The project serves as the development and documentation space for the back-end of the Nexus Microscopy Facility Laboratory Information Management System (NexusLIMS), developed by the NIST Office of Data and Informatics and described in the following Microscopy and Microanalysis article: https://doi.org/10.1017/S1431927621000222. This manuscript details the processes by which NexusLIMS harvests and combines data from multiple sources to build a record of an experiment on a Nexus facility microscope.
This repository holds the "back-end" code that facilitates the building of experimental records from a collection of instruments by extracting metadata from data files and harvesting experimental metadata from one or more reservation calendar systems (such as NEMO). This code will extract metadata from those reservations and the data files it finds then build that metadata into an XML-formatted experimental record that conforms to the "Nexus Experiment" schema (available here) There is additional documentation available at http://pages.nist.gov/NexusLIMS/.
The back-end code contained in this repository is the complement of the front-end user interface code available at the NexusLIMS CDCS repository. For a "full" installation of NexusLIMS, both the back-end and front-end parts are required.
First, see the standard NIST disclaimer.
Next, NexusLIMS was written primarily for internal use within NIST. While efforts have been made to try to generalize the code to be applicable to other institutions, many design decisions and implementation details are specific to the infrastructure that was in place at the time of development. As such, it may not work fully (or at all!) in your environment without substantial changes.
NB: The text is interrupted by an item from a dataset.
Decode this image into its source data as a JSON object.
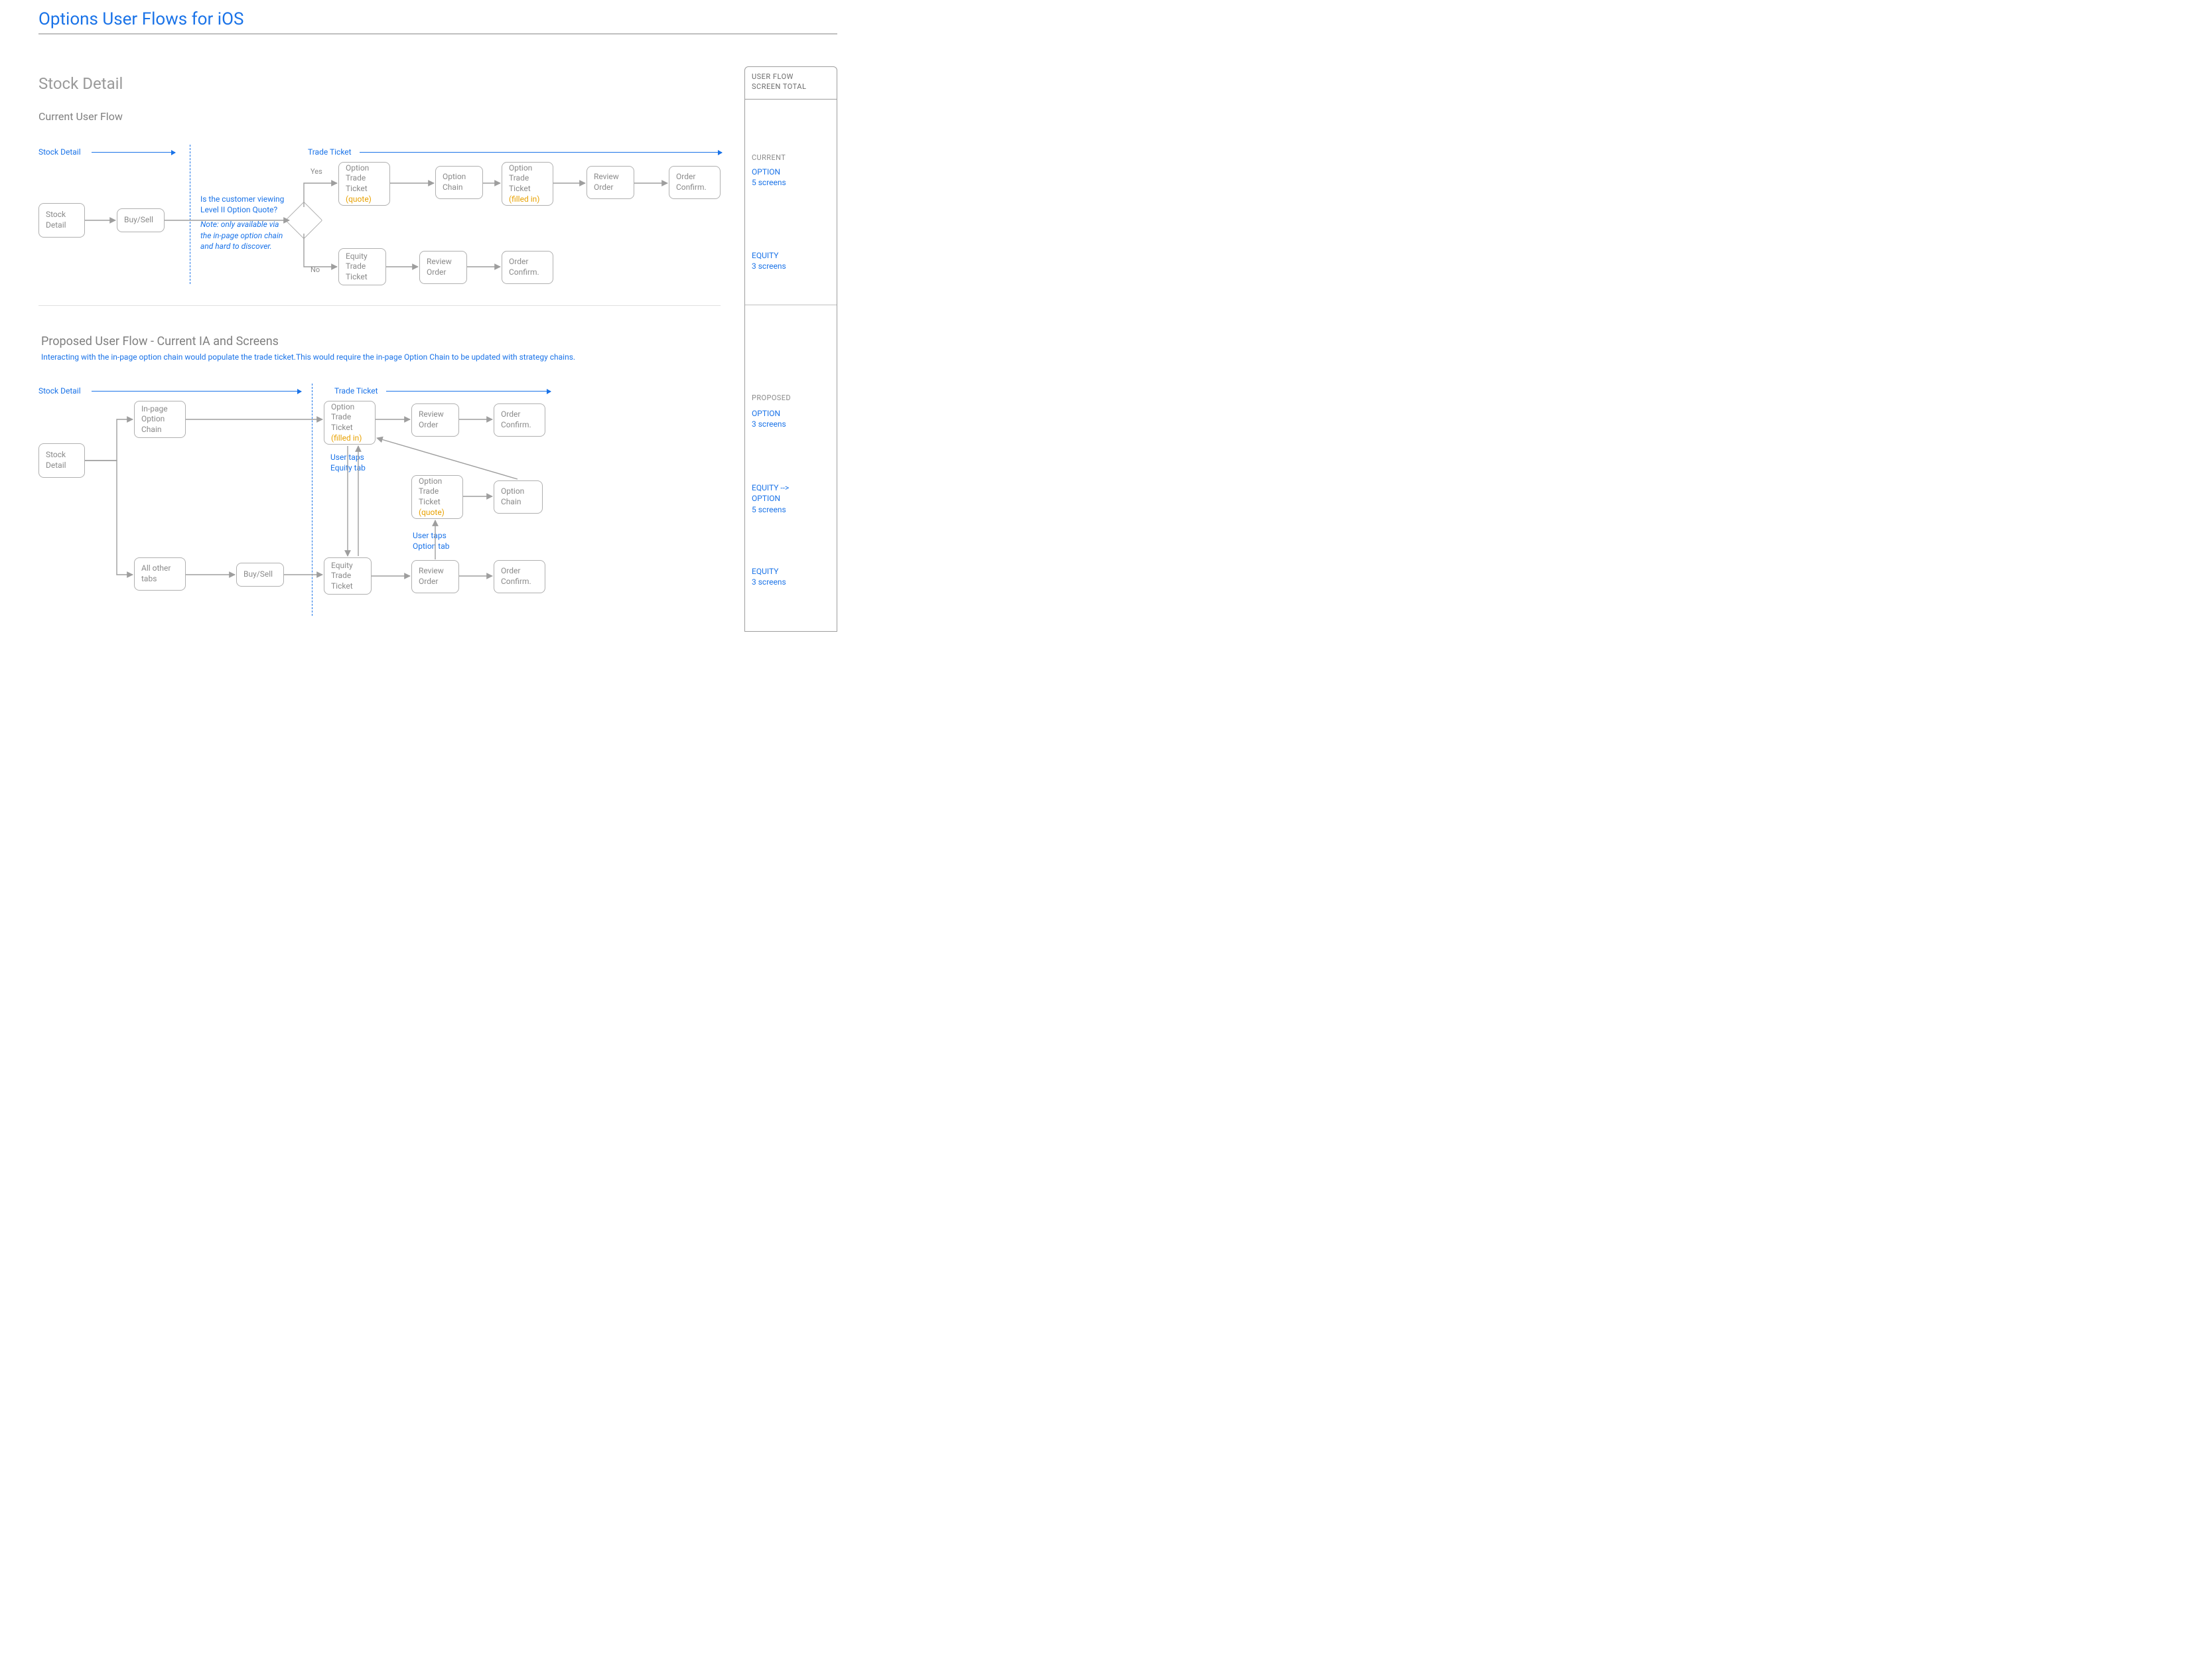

For example, since NexusLIMS was originally developed as an internal-only project, there are a number of references
to internal infrastructure/users scattered throughout the commit history. The public-facing version of the NexusLIMS code
has been "sanitized" of these various references, so you may see the term ***REMOVED***
throughout the history
and/or current code. This is a result of the "sanitization" process. Also, the test suite relies on connections
to various pieces of infrastructure present in the NIST environment, so if you download this code, those tests
will not not work because it assumes those pieces are available. Furthermore, for the privacy of NIST researchers,
we have excluded the test files used to test the extractors from the publicly published version of the code
(since the metadata may contain information not suitable for public release). Thus, the metadata extractor tests
will not work. If you wish to have access to these files for testing, please contact us and they may be able to be
sent to you if necessary. The test suite files (located in the ./tests/
folder) are still present, so you can
examine those to see how the library is used.
One of the key parts of the NexusLIMS backend is the metadata extraction from various electron microscopy data formats.
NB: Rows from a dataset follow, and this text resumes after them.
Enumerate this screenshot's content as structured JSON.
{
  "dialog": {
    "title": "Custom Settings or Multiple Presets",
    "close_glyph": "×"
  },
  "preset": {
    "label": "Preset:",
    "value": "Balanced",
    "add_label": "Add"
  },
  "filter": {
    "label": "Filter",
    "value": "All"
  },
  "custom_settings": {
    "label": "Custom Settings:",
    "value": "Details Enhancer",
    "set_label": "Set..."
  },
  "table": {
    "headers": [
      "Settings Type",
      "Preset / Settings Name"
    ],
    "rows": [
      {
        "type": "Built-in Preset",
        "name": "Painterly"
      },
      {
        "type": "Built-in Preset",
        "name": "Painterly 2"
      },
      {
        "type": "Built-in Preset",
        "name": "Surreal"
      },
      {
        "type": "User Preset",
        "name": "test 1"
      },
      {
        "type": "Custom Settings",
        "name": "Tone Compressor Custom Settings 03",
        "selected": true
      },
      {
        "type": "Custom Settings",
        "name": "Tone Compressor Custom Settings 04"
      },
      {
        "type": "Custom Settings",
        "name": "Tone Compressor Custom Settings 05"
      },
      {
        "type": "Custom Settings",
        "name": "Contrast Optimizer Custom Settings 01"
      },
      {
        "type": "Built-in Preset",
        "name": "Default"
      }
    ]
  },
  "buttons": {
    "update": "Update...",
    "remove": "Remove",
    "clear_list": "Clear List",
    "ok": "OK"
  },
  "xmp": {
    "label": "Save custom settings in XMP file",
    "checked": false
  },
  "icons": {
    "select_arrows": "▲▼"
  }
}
Again, the supported formats are specific to the needs of NIST at the time of development, and the code currently only
processes certain file types, including DigitalMicrograph .dm3/.dm4
files, .tif
files (from FEI/Thermo Fisher
FIBs and SEMs), and .ser
/.emi
transmission electron microscopy files (from the older FEI TIA acquisition
software)1.
If you have substantially different sorts of microscopes in your research facility, some work will be required to write
extractors for these file formats, a process that can range from fairly easy to quite involved. Regardless, the
NexusLIMS developers would be very interested in any developments in this regard and would likely provide assistance
where possible and integration into the main codebase.
Additionally, one of the primary data sources for the generation of experimental data records is a reservation calendar for specific instruments. NexusLIMS was originally developed to connect to a shared SharePoint-based calendar system, but then migrated to a more fully-featured laboratory facility software named NEMO (also open-source and developed at NIST). As such, only these two data sources were ever implemented, and only the NEMO data harvester is currently supported/recommended. Any "harvester" for another reservation metadata system would need to be implemented to match with your local facility requirements (or you could adopt NEMO as a laboratory management system, but that may not be an option for your facility).
If using NEMO, there is an expectation that a set of "reservation questions" will be associated with the instruments
configured in the NexusLIMS database (see the section of the
NEMO Feature Manual on this topic
for more details -- approximately page 446). The documentation of the
nemo.res_event_from_session()
method has more details about the expected format of these questions.
NexusLIMS has been developed to run on a Linux-based headless server, although it may work under MacOS as well. It is known to not work under Windows, and would require some minor development effort to get it to do so. The following basic steps are provided as installation instructions, but it likely that some changes to the code will be required unless your deployment environment looks exactly like the one at NIST (which it probably doesn't).
The expectation is that the NexusLIMS back-end code will run on a server/system with network access to a collection of instrumental data that has been saved in one centralized location (see the NexusLIMS manuscript for more details).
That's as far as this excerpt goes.